“Click, Double-Click”

Cybernetics-wise, for me, it has been a trying week.

First, my printer packed up.  I tried the usual tricks – logging off, rebooting, shutting down, starting up, plugging, unplugging.  But when I tried to print out various works-in-progress they merely joined a waiting list.  I needed a seven year old child to help me navigate through various menus but I didn’t have one to hand.  So I gave up and phoned the help desk.

I have written a novel, working title, “Click, Double-Click”.  You may infer that computers play at least a cameo role.  I have an uneasy relationship with these contraptions.  I have sympathy with the Luddites who took sledgehammers to the cotton looms at the dawn of the Industrial Revolution.  I’m often tempted to take a sledgehammer to my hard drive.  Instead, I attended an anger management class.  Virtual, of course; that is to say, it was in my own mind.  I learned to walk away.  I entertain the notion to walk away for ever.  I call it my “Innisfree Impulse”.  It’s a deep, nostalgic longing for a simpler life.

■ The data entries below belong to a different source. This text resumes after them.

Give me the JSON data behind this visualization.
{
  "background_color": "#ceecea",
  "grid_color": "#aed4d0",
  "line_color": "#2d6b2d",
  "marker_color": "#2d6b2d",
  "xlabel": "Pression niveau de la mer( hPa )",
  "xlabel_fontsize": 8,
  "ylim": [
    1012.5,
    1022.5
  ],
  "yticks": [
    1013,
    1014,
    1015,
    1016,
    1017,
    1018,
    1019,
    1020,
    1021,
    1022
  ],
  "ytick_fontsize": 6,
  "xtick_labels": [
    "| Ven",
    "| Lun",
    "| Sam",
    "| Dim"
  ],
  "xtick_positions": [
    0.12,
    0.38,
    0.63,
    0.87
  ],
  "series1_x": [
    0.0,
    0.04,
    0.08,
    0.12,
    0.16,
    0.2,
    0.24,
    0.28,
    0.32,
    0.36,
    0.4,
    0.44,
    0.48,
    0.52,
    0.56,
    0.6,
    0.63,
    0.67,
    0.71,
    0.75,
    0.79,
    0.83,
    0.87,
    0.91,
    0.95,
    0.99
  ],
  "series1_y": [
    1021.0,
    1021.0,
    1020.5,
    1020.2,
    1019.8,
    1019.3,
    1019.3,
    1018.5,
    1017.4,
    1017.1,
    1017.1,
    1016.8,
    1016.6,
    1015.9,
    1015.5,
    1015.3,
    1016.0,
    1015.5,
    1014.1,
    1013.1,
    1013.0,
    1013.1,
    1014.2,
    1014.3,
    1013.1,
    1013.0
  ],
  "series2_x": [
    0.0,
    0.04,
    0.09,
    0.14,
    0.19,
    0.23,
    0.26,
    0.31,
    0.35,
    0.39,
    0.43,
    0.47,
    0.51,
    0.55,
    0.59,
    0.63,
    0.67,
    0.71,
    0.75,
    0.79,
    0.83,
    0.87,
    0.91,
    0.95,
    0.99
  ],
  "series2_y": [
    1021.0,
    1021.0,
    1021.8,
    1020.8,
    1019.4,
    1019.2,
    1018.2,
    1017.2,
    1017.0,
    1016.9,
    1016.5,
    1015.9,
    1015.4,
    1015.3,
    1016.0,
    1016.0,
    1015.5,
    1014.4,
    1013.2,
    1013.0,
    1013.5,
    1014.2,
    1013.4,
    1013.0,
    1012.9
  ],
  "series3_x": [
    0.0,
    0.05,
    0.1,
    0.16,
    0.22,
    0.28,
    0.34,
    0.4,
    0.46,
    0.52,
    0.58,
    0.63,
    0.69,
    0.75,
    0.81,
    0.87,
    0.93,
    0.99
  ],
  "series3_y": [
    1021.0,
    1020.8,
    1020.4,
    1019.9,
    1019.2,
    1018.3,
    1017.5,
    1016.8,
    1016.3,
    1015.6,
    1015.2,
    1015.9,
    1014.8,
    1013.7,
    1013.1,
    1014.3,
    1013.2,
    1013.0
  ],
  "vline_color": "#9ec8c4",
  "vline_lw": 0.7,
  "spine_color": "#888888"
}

The help desk sorted my printer.  In fact they administered a rather over-exuberant purgative and it leapt from its constipated inertia and started, unbidden, to churn out endless reams of A4.  I felt like The Sorcerer’s Apprentice.  Then everything – everything – froze.  I got back on the phone.

“Hello you are through to Erin (not her real name) may I take your postcode?”

Then, an impossibly erudite question, something like, “Have you got doubledigit PDQ eclectics on your hyperspace cookieblog toolbar?”  I panicked, I tried to bluff.  “Ye-es.”

“You don’t have a clue what I’m talking about do you?”


I had to admire Erin.  She had endless patience.  She realised pretty quickly she was dealing with a digital half-wit, and offered to take over and sort the thing out remotely.   It’s rather spooky when the cursor starts to dance around the screen of its own volition.  You have invited a poltergeist on to the premises. Pretty soon, kitchen appliances will start to fly around.

At length, Erin made a diagnosis, some sort of autoimmune pathology deeply embedded in the antiviral package.  “There’s a problem with MacPherson.”  (not her real name; she pronounced it ‘MacFierce’n’.  I’m going to take out MacPherson.  OK?”

“Sure.”  I was sanctioning a contract killing.

“You can always put it back later.”

“No, no.  MacPherson’s history.  MacPherson’s toast.”

During the execution of the hit (I should say MacPherson’s up and running again and thriving; no apps were harmed in the making of this blog) there was something hilarious going on down the phone.  Was I being mocked?  No, a charity mugger was trying to extract £3 from Erin for a tombola in Rotherham.  I asked if that was where she was phoning from.  No, Sheffield, just down the road.  It might have been Khartoum for all I knew.  It was a moment of rare human contact.  If the word “Kafkaesque” means anything, it must refer to our isolated existence in a dehumanised world.  Don’t they make cutlery out of steel in Sheffield?  Or is that all gone, one dark Satanic mill supplanted by another.

She beat the chugger down to £1.  And sorted my computer.  Erin, I’m deeply grateful.  But I’m not done with my Innisfree Impulse.  I’m with Yeats on this.  “I hear it in the deep heart’s core.”